How much are brown cygnets costing you?Gavin Halling
In my last posting I used the term brown cygnets to describe unknown known project risks that, with a good project risk management system, could have been white swans (known unknowns).
So, what drives a good risk management system? The underpinning requirement is having executive support. I recently had a colleague who wrote “I have encountered “experienced” project directors that have said, “don’t tell me how to manage risk, I’ve been doing it for 30 years”. I suspect some readers will have encountered senior managers with similar views.
These managers tend to fall into two camps; those that do not know but would like to know and those that do not know and do not want to know. So, let’s address the former as they are managers who are open to new ideas. The first step is to grab their attention. A major driver for undertaking project risk management is cost and many have no appreciation of how much poor project risk management is costing them.
Finalising any project requires a financial wrap up including a summary of variances with the original budget.
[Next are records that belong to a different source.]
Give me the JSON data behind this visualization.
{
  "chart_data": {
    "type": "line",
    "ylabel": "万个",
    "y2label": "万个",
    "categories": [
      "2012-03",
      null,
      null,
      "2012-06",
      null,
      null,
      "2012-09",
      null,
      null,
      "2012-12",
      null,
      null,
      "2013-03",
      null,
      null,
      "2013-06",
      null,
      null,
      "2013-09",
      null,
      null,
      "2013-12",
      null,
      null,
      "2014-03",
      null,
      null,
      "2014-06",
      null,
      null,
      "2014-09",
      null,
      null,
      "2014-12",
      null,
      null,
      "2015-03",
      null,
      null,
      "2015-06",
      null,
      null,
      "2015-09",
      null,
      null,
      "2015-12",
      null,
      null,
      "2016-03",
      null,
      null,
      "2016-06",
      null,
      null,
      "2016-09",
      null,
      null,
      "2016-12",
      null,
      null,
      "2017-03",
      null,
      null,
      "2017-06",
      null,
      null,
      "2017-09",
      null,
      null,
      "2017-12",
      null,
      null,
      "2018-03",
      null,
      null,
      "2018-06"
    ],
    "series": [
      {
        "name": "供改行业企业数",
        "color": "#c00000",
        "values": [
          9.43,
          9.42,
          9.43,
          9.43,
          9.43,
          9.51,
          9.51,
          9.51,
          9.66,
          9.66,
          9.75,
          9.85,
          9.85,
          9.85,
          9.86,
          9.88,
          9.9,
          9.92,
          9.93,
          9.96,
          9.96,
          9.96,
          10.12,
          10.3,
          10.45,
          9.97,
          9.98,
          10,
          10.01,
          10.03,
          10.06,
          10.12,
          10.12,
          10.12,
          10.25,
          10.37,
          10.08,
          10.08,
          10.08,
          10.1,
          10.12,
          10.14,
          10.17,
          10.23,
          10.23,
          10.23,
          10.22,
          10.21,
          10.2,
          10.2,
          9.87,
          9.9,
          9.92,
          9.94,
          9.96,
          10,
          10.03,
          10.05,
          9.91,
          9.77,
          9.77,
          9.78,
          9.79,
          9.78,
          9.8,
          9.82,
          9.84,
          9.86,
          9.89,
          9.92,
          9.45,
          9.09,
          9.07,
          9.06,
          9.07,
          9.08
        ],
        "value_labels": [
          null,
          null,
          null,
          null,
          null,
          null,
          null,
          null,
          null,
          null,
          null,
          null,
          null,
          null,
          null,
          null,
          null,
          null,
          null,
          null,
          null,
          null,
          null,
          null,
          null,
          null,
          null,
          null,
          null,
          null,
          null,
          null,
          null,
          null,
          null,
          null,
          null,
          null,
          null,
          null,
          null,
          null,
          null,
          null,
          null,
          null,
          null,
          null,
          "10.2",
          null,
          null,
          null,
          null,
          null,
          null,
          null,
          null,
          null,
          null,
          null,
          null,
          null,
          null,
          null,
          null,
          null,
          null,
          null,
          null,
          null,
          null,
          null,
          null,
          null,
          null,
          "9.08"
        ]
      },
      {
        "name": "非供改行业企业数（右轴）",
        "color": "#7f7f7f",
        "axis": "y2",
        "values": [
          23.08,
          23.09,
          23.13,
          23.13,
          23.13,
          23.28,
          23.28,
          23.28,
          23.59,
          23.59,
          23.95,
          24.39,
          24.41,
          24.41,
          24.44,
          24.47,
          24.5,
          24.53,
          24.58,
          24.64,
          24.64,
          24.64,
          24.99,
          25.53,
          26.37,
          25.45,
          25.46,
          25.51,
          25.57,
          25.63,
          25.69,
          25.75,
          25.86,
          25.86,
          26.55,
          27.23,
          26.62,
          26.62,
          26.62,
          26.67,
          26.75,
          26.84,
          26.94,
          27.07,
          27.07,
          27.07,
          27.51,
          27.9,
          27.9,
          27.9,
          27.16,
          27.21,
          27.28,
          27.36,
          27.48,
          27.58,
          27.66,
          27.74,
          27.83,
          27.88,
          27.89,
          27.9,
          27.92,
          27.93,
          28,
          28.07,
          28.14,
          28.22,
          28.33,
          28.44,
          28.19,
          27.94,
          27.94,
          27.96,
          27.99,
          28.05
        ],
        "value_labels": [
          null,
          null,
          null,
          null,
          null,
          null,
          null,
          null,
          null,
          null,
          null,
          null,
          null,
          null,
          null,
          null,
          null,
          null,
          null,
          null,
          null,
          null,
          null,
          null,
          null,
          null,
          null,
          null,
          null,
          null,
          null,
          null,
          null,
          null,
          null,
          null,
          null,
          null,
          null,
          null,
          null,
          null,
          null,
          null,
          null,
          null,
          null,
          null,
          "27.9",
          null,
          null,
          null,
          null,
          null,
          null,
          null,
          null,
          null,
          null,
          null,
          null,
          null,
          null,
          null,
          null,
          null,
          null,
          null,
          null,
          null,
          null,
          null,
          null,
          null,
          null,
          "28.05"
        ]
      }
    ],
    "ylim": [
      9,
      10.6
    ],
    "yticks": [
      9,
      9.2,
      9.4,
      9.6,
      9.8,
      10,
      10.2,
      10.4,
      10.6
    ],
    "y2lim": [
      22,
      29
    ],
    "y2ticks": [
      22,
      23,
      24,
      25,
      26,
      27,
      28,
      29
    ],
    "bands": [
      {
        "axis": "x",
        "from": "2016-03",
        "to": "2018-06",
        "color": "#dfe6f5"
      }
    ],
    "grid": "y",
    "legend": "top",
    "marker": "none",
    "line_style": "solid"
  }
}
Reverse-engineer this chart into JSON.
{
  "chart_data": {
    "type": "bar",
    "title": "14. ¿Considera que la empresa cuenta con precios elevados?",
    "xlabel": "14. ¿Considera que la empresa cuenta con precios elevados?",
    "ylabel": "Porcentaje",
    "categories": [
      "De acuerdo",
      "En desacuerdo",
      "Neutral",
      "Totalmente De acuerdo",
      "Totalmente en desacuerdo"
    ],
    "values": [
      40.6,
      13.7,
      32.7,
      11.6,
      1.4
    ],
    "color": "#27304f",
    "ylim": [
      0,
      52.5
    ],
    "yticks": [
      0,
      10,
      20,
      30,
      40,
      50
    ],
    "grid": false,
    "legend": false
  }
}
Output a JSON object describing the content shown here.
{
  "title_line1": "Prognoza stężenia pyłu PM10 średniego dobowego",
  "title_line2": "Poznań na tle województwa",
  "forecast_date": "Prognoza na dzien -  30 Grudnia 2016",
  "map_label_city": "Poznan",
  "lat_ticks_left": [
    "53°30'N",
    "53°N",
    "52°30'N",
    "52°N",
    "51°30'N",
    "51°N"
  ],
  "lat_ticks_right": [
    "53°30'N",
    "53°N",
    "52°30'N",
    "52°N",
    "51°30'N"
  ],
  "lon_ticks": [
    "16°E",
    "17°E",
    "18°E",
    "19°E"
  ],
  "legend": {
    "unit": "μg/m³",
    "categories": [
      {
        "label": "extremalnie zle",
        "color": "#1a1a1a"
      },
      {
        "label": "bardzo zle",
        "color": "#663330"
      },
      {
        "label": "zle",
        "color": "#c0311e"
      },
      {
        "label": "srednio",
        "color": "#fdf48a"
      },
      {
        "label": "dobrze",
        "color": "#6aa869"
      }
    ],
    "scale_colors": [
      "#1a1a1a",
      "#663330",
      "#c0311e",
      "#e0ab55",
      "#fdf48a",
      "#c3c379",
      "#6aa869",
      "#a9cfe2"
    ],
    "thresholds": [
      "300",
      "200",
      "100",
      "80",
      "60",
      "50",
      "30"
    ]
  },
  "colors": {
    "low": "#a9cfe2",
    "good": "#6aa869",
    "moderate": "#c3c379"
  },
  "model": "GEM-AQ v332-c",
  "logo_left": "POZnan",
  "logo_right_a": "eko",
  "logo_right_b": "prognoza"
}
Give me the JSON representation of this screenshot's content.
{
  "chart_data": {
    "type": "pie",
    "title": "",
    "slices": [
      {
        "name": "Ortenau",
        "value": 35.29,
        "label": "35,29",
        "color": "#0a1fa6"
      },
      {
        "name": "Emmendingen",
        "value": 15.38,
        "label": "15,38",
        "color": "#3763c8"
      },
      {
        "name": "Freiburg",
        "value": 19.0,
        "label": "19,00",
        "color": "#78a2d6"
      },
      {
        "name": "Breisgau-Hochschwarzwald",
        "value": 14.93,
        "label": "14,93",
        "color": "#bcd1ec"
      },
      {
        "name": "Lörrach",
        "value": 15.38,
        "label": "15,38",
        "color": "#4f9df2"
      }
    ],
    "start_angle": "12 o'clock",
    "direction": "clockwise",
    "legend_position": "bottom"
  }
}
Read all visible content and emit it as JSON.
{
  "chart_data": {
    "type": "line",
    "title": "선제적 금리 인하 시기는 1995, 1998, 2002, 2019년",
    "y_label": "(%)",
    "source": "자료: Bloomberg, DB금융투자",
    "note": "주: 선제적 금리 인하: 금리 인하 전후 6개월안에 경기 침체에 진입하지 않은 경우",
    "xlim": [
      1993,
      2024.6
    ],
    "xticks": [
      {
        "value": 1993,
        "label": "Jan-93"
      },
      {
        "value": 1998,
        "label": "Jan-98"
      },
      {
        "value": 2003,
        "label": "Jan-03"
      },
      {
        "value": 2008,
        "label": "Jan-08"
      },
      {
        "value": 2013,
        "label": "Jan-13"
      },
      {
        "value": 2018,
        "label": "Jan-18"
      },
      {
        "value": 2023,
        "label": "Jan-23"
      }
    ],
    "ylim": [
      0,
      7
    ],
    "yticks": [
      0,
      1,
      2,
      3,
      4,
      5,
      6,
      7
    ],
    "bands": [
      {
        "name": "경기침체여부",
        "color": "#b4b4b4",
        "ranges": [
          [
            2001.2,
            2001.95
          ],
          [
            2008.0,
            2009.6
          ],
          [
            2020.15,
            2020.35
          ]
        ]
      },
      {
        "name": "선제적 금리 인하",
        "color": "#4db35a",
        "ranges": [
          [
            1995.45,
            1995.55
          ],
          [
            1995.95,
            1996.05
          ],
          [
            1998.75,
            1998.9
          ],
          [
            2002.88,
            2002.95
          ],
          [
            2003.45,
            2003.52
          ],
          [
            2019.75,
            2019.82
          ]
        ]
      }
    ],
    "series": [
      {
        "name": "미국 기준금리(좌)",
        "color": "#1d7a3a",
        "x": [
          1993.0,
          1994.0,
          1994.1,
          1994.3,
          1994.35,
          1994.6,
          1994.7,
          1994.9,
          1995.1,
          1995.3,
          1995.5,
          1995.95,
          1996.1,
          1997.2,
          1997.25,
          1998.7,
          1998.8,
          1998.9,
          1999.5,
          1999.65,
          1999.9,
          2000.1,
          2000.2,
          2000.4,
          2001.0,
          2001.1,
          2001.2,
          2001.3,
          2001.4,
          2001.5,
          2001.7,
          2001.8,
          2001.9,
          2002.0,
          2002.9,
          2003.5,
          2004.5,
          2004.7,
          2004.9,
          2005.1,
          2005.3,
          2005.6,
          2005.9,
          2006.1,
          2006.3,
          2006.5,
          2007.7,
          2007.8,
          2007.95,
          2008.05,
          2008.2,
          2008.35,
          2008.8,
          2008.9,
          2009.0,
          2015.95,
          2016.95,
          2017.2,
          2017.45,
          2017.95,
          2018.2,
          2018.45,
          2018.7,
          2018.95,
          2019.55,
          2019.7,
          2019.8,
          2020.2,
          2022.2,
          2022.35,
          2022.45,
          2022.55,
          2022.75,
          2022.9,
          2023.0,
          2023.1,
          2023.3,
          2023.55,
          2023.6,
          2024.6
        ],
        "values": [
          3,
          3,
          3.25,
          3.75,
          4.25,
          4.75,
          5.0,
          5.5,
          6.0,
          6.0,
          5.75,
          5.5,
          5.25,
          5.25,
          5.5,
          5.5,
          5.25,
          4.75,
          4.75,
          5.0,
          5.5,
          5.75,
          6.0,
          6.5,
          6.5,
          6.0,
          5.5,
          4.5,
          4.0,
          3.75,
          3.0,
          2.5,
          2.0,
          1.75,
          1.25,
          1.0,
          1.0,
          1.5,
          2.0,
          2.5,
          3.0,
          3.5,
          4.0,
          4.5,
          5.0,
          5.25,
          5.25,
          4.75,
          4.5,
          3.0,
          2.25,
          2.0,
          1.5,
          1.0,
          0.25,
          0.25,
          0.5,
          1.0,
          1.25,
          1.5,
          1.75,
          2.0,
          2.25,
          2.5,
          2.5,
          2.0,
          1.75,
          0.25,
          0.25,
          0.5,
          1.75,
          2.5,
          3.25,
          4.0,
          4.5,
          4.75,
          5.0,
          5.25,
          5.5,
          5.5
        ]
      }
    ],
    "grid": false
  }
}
Many of these variances will have been risks that became issues that cost money to fix. The question is how many of these risks were foreseeable and if mitigated earlier what costs would have been saved. I initially developed a quick calculator as a bit of fun to test this idea. The results using real client data were much larger than I had anticipated so I have made it freely available here.
I accept that the method used may be viewed as a bit rough and ready, but the values are normally sufficiently large to at least support a business case for improving project risk management. This approach can even get those managers who don’t know and do not want to know over the line. That said there will be some who, even with this cost focussed, approach do not support such an initiative. However, in my experience these “dead ducks” are exceptionally rare!